Adapun jika terjadi kasus semacam ini, lanjutnya, maka yang berhak melakukan audit adalah komisi informasi publik. Namun, karena di Kalsel komisi tersebut belum terbentuk, maka audit bisa dilakukan oleh BPK atau BPKP.
“Misalnya ada kasus orang komplain karena LSM A minta uang ke pemprov dikasih Rp 100 juta untuk taruhlah melakukan program X. Ternyata dalam audit yang dilakukan BPKP, LSM tersebut uangnya menerima, tapi laporan kegiatannya tidak ada. Kalau seperti itu, BPK atau BPKP bisa saja melakukan audit untuk memastikan bahwa dana pemerintah itu tidak digunakan untuk macam-macam,” terangnya.
Pengajar Hukum Tata Negara Fakultas Hukum Unlam tersebut juga mengatakan bahwa terkait masalah ini, UU KIP sebenarnya sudah cukup jelas mengatur walau peraturan pemerintah (PP) sebagai petunjuk teknisnya belum turun.

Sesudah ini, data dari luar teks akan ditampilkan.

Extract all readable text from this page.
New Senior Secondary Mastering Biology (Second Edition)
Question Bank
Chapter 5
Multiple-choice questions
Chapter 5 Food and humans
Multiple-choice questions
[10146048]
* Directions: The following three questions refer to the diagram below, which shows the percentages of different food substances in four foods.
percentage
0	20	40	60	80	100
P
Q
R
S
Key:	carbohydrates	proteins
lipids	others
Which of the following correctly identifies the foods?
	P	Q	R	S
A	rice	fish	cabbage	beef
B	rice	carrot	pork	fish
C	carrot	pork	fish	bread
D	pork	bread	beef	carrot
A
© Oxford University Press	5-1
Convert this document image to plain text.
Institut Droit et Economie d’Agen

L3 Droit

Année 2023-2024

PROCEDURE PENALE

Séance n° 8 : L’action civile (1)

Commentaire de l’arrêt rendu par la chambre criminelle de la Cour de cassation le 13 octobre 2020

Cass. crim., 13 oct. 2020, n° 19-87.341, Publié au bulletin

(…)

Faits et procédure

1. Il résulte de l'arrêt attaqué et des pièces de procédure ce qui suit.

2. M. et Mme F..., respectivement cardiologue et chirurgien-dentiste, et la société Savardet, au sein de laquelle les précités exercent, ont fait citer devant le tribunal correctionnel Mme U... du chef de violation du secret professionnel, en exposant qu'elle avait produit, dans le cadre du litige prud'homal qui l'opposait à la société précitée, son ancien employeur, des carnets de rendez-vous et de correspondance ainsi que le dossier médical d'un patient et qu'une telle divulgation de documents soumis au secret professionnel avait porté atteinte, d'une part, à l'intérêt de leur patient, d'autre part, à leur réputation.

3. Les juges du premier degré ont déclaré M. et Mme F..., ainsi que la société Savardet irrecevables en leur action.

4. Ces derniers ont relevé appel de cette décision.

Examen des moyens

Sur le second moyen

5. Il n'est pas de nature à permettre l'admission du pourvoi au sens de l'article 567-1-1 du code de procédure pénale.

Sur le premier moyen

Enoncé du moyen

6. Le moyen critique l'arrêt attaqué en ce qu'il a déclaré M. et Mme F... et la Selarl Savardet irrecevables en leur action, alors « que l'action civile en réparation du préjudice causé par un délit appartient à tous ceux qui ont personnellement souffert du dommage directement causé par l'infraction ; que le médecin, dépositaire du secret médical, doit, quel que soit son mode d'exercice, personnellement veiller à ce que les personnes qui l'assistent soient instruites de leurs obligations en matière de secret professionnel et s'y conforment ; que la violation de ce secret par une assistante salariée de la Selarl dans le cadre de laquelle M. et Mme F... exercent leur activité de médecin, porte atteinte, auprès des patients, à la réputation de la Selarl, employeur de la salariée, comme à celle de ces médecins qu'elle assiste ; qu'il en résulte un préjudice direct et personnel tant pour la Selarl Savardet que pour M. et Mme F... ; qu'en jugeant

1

“Rambu-rambunya itu tadi, uang negara dan bantuan asing. Kalau bantuannya dari pengusaha tidak perlu diaudit. Sekarang kan banyak LSM kerja sama dengan perusahaan untuk mengelola community development. Itu tidak bisa diaudit oleh publik, kalau perusahaan mungkin melakukan audit juga terhadap para mitranya,” katanya.
Sementara itu, Kepala Badan Kesbangpolinmas Kota Banjarmasin, Normansyah mengatakan bahwa selama ini pemerintah daerah tidak pernah melakukan audit terhadap keuangan dan kinerja LSM yang menerima dana baik dari pemerintah sendiri maupun pihak asing.
“Audit itu dari mereka sendiri. Kalau pemda begitu ada proposal, disetujui, setelah itu terserah mereka. Bantuan dari luar negeri itu juga urusannya. Kalau terjadi penyalahgunaan dan ada yang keberatan, silakan saja melaporkan keberatannya ke polisi,” ujarnya.
Sampai dengan tahun 2010, tercatat sedikitnya ada 52 LSM yang berdiri di Banjarmasin dan bergerak di berbagai bidang. Tidak ada pembinaan khusus yang dilakukan oleh pemda terhadap LSM-LSM ini. Pembinaan hanya diberikan dalam bentuk sosialisasi seperti tentang penguatan rasa kebangsaan.